Jakarta – Dua anggota kepolisian dijatuhi sanksi berat akibat keterlibatan mereka dalam kasus pemerasan terhadap warga negara Malaysia di konser Djakarta Warehouse Project (DWP) 2024. Iptu JA dan Brigadir HK masing-masing menerima hukuman demosi selama delapan tahun dan ditempatkan di luar fungsi penegakan hukum. Informasi ini disampaikan Kepala Bagian Penerangan Umum (Kabagpenum) Divisi Humas Polri, Kombes Pol. Erdi A. Chaniago, Senin lalu.
Kedua polisi tersebut terbukti melanggar kode etik profesi. Mereka awalnya mengamankan dua warga negara Malaysia yang diduga menyalahgunakan narkoba di acara tersebut. Namun, alih-alih memproses kasus melalui jalur resmi Tim Asesmen Terpadu (TAT), mereka justru meminta sejumlah uang sebagai imbalan untuk pembebasan kedua WNA tersebut.

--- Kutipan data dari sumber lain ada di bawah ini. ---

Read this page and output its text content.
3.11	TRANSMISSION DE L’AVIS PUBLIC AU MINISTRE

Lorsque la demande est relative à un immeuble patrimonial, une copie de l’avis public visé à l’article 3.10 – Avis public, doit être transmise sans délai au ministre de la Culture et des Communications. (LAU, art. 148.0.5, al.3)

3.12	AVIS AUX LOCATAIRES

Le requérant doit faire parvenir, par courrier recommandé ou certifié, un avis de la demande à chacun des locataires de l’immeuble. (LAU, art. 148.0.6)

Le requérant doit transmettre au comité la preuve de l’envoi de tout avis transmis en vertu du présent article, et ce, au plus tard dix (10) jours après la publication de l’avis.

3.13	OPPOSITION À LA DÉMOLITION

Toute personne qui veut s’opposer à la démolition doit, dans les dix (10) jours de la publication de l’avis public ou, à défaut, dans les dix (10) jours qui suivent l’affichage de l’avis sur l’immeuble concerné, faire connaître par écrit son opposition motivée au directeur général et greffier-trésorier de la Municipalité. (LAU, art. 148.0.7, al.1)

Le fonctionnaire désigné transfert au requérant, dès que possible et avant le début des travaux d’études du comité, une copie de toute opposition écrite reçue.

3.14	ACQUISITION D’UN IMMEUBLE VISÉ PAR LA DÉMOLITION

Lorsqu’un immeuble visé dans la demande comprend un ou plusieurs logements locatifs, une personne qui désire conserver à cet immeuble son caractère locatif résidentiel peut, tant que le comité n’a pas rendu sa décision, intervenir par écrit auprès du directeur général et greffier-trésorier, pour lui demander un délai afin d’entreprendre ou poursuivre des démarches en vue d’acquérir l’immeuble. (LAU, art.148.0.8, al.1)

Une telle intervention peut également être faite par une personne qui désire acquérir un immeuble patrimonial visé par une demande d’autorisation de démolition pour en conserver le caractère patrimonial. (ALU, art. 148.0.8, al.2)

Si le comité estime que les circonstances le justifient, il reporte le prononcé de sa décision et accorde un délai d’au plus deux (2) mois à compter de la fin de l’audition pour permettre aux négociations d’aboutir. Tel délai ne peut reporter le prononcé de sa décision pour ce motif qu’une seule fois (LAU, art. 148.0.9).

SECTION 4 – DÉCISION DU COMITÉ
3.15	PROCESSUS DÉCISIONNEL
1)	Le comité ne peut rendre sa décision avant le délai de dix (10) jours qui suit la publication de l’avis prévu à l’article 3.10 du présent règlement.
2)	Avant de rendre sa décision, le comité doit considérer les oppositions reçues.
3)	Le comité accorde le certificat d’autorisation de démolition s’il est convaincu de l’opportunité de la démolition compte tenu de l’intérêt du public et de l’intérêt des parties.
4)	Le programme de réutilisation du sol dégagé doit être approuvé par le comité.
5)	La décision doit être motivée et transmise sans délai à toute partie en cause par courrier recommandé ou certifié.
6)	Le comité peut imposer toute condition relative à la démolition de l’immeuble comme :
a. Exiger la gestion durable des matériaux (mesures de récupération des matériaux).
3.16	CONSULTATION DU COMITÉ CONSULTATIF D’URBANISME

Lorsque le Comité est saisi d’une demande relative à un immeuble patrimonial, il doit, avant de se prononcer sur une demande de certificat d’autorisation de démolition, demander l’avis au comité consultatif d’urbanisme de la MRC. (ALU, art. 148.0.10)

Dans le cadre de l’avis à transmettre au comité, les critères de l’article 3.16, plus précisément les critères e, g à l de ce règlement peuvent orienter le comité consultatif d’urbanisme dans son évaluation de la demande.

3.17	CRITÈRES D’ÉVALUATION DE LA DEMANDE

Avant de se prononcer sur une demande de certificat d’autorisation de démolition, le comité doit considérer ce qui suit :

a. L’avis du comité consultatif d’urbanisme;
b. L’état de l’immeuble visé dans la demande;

Perbuatan mereka disangkakan melanggar Pasal 13 ayat (1) Peraturan Pemerintah Nomor 1 Tahun 2003 tentang Pemberhentian Anggota Kepolisian Negara Republik Indonesia, juncto pasal 5 ayat (1) huruf b dan Pasal 5 ayat (1) huruf c dan pasal 10 ayat (1) huruf d Perpol Nomor 7 Tahun 2022. Selain demosi, mereka juga dijatuhi sanksi administratif berupa penempatan di tempat khusus selama 30 hari. Dari sisi etika, keduanya dinyatakan melakukan perbuatan tercela, wajib meminta maaf secara tertulis kepada pimpinan Polri dan di hadapan sidang Komisi Kode Etik Polri (KKEP), serta mengikuti pembinaan rohani, mental, dan pengetahuan profesi selama satu bulan.
Erdi menjelaskan bahwa penegakan kode etik ini telah melalui proses pemeriksaan yang teliti untuk mengklasifikasikan peran masing-masing anggota yang terlibat. Hukuman yang dijatuhkan pun disesuaikan dengan tingkat pelanggaran yang dilakukan. Keputusan ini diambil setelah sidang di Ruang Sidang KKEP Bidpropam Polda Metro Jaya.
JA dan HK sendiri telah mengajukan banding atas putusan tersebut. Kasus ini telah menjerat total 20 personel Polri. Sebelumnya, 18 personel lain telah menjalani sidang etik, dengan tiga di antaranya dipecat tidak dengan hormat (PTDH) dan 15 lainnya menerima sanksi demosi selama 5-8 tahun di luar fungsi penegakan hukum.